– Solutions with low salt, especially sodium, should only be administered with special caution to children and close monitoring of electrolyte and fluid balance should be performed.
- Solutions containing potassium should be administered slowly and only after renal function has been established and proved adequate. In patients with renal impairment, its use must be carefully controlled by frequent determinations of plasma potassium concentrations and periodic ECGs. The infusion must be discontinued if signs of renal insufficiency develop during infusion.
- Solutions containing sodium chloride must be used with caution in patients who have an impaired ability to handle sodium and fluid such as heart disease especially with a history of congestive heart failure, patients with renal insufficiency, cirrhosis of the liver, cardio-pulmonary disease, or patients receiving salt-retaining steroids.
- Potassium supplements should be administered with caution in patients with cardiac disease particularly in digitalised patients. Rapid lowering of plasma potassium concentrations (e.g. when discontinuing the infusion) in digitalised patients can cause cardiac glycoside toxicity.
- “0.3% KCl, 0.18% NaCl, and 4% Glucose” is a slightly hypertonic solution. In the body, however, the solution can become physiologically hypotonic due to rapid glucose metabolisation (see section 4.2).
Depending on the tonicity of the solution, the volume and rate of infusion and depending on a patient's underlying clinical condition and capability to metabolise glucose, intravenous administration of these solutions can cause electrolyte disturbances most importantly hypo- or hyperosmotic hyponatraemia.
Hyponatraemia:
Patients with non-osmotic vasopressin release (e.g. in acute illness, pain, post-operative stress, infections, burns, and CNS diseases), patients with heart-, liver- and kidney diseases and patients exposed to vasopressin agonists (see section 4.5) are at particular risk of acute hyponatraemia upon infusion of hypotonic fluids.
Acute hyponatraemia can lead to acute hyponatraemic encephalopathy (brain oedema) characterized by headache, nausea, seizures, lethargy and vomiting. Patients with brain oedema are at particular risk of severe, irreversible and life-threatening brain injury.
Children, women in the fertile age and patients with reduced cerebral compliance (e.g. meningitis, intracranial bleeding, and cerebral contusion) are at particular risk of the severe and life-threatening brain swelling caused by acute hyponatraemia.
- Care must be exercised in the administration of large volume infusion of hypotonic fluids to patients with congested states or pulmonary oedema.

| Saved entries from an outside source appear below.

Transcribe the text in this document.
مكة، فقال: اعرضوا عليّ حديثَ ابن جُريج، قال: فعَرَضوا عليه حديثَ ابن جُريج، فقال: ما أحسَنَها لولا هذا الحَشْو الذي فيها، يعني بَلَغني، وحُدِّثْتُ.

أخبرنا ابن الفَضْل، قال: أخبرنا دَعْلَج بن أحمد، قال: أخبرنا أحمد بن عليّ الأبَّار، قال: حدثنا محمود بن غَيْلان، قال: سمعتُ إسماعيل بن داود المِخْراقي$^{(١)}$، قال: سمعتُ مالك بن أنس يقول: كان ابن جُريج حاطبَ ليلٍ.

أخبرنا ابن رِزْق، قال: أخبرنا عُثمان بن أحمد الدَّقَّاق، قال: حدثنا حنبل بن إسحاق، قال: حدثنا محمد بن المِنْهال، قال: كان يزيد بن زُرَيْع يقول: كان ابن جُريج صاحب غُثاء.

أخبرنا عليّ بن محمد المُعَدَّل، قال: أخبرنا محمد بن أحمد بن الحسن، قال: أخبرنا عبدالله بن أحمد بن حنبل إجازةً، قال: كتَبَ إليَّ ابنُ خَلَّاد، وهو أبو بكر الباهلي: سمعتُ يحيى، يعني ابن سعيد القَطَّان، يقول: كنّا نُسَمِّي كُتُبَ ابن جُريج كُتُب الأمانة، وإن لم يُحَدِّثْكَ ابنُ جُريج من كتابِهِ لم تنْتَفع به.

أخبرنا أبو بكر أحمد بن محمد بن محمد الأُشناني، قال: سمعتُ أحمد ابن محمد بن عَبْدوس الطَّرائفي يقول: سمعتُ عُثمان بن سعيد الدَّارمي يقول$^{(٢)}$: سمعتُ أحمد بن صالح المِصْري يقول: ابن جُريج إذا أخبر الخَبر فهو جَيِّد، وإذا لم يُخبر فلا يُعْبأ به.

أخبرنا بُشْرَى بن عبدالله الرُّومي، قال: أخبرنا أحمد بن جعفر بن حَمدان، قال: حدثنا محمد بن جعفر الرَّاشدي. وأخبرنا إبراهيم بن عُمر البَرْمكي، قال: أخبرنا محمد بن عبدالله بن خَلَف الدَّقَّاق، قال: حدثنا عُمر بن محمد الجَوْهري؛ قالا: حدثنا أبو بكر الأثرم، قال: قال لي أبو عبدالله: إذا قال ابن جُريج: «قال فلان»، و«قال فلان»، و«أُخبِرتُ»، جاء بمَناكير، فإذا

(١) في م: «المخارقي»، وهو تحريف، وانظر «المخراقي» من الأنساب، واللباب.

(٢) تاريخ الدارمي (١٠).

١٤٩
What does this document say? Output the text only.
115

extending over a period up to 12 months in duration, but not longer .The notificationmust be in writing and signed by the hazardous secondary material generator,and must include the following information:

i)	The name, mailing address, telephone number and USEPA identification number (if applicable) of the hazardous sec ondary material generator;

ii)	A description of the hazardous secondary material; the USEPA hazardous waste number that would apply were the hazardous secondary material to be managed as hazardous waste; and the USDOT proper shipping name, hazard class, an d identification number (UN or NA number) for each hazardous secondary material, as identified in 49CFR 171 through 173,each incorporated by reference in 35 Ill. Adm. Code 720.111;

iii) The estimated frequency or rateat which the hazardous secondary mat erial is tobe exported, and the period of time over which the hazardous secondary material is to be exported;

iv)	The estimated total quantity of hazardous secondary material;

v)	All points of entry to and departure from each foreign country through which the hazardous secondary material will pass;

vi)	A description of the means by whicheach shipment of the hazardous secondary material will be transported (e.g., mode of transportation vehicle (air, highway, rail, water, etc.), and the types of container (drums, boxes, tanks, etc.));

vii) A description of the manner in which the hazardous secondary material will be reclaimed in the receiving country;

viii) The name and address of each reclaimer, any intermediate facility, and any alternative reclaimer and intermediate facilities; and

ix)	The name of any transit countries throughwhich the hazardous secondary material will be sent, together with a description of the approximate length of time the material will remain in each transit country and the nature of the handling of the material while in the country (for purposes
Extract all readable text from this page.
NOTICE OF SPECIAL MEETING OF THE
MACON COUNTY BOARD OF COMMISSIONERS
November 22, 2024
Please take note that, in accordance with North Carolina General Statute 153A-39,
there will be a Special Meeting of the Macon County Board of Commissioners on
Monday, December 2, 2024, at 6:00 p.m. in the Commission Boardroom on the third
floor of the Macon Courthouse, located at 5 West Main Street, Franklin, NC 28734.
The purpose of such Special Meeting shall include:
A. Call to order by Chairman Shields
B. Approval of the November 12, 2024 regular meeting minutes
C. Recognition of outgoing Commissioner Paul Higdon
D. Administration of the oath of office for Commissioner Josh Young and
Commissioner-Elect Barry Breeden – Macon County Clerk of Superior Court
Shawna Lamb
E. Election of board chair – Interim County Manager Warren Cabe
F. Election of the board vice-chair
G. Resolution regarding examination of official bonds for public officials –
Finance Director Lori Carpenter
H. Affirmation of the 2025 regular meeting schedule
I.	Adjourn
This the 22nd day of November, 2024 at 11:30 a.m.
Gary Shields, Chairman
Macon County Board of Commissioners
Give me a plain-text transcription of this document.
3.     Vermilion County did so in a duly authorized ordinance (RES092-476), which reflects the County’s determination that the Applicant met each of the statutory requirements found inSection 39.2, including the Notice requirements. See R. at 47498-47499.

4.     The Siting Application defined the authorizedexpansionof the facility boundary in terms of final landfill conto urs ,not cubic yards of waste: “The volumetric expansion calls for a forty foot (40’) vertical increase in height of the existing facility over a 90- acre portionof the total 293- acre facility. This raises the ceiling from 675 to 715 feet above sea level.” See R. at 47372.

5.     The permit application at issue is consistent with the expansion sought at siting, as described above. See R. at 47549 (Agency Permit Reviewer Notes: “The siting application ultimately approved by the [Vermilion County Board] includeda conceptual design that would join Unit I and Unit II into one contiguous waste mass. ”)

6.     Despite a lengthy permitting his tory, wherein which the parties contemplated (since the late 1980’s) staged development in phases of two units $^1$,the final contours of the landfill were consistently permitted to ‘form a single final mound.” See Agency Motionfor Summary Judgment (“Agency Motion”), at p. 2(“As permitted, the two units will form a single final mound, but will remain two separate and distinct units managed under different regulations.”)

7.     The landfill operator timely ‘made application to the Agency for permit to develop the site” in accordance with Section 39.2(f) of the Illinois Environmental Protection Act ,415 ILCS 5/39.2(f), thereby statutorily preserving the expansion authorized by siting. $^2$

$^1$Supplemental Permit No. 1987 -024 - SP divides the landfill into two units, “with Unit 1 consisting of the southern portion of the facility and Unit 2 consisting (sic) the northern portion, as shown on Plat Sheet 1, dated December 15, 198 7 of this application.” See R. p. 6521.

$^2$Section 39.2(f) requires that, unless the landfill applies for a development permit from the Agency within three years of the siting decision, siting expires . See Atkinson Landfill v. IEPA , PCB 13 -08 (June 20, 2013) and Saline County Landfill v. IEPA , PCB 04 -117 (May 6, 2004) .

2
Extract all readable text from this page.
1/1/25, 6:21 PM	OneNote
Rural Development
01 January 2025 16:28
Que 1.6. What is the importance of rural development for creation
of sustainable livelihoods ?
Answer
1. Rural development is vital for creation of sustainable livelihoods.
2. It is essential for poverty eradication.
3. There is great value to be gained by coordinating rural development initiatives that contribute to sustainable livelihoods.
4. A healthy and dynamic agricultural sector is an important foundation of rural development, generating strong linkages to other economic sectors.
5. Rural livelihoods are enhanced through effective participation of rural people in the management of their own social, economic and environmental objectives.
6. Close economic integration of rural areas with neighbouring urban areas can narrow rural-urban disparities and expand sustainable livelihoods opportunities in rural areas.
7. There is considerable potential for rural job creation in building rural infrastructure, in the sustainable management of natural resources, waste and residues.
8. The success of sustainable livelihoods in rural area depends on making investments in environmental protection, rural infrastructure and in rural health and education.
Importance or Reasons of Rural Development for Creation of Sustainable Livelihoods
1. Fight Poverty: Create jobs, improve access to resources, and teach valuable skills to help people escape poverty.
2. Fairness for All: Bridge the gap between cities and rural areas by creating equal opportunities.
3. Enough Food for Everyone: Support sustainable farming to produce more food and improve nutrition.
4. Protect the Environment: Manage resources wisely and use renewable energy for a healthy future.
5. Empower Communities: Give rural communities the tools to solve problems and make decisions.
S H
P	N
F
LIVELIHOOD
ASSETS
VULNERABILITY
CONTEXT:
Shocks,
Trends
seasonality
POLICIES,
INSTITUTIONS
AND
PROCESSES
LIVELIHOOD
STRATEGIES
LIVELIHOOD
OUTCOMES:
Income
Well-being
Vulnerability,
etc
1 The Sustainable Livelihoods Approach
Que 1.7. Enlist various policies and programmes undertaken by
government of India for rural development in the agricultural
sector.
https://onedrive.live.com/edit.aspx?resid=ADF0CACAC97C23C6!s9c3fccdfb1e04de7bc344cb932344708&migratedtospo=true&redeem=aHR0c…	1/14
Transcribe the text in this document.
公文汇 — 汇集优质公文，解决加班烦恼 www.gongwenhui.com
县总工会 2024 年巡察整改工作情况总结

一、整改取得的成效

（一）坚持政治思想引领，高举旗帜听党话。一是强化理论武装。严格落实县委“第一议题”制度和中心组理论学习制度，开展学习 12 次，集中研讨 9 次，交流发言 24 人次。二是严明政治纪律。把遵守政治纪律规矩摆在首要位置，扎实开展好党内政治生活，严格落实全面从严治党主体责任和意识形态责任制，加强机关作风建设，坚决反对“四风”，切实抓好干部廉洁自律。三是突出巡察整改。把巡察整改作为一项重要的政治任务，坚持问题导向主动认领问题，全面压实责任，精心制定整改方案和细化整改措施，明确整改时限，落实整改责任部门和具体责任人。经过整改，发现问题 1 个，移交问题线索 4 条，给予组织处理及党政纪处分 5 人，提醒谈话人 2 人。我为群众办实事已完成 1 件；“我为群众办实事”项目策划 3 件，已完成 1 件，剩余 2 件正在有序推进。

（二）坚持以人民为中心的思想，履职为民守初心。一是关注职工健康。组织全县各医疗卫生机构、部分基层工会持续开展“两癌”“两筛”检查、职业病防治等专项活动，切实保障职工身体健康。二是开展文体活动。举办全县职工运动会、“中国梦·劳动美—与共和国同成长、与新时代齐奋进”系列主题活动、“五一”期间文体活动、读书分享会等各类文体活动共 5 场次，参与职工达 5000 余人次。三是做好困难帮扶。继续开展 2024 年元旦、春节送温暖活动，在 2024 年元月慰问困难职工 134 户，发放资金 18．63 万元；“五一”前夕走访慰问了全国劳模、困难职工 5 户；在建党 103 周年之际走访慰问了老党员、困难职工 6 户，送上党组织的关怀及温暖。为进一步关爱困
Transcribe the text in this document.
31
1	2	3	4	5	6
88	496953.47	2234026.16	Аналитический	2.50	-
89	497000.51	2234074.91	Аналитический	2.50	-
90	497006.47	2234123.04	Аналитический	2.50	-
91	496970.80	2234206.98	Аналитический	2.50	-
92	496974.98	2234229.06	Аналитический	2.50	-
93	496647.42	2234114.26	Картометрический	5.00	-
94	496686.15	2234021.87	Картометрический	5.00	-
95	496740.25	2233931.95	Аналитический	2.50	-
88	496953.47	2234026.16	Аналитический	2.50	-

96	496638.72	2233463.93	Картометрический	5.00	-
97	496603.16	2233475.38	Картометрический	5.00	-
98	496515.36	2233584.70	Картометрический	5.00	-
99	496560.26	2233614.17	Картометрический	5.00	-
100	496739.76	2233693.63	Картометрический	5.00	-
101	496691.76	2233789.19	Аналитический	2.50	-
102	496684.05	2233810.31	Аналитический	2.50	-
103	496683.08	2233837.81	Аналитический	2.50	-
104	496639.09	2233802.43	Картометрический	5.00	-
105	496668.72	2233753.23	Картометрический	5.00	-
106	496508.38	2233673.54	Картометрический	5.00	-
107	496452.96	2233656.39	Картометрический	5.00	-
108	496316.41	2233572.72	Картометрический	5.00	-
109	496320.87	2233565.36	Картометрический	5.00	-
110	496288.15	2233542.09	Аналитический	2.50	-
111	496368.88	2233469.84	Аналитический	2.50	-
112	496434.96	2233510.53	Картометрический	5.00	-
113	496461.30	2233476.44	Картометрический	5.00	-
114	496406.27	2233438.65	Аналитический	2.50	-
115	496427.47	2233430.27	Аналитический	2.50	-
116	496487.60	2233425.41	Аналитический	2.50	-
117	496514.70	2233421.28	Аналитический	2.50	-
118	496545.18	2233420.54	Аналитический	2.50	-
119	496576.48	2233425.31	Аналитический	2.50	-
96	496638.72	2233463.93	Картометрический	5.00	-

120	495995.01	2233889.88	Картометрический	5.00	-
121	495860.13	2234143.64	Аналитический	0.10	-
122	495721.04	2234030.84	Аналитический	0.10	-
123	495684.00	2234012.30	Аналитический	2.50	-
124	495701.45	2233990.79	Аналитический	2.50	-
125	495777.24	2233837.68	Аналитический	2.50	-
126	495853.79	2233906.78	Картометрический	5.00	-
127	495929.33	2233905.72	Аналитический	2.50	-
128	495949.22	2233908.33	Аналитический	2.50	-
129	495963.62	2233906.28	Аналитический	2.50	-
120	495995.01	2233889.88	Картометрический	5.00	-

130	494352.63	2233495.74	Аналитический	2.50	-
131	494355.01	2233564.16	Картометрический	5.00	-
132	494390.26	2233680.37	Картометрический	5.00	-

- As a hypotonic solution containing only 30 mmol sodium/l, the infusion should also be administered with care in patients with hypotonic dehydration and in cases of hyponatraemia.
- Caution should be exercised when the solution is administered to patients with diabetes, especially those with insulin-refractory hyperglycaemia and in patients with glucose intolerance for any other reason (see also section 4.5). Blood glucose monitoring will be required.
- Solutions containing glucose should not be administered simultaneously with, before or after an administration of blood through the same infusion equipment because of the possibility of pseudoagglutination.
- It is recommended that all intravenous apparatus be replaced at least once every 24 h.
Clinical supervision should include ECGs, regular checks of fluid balance and serum electrolytes.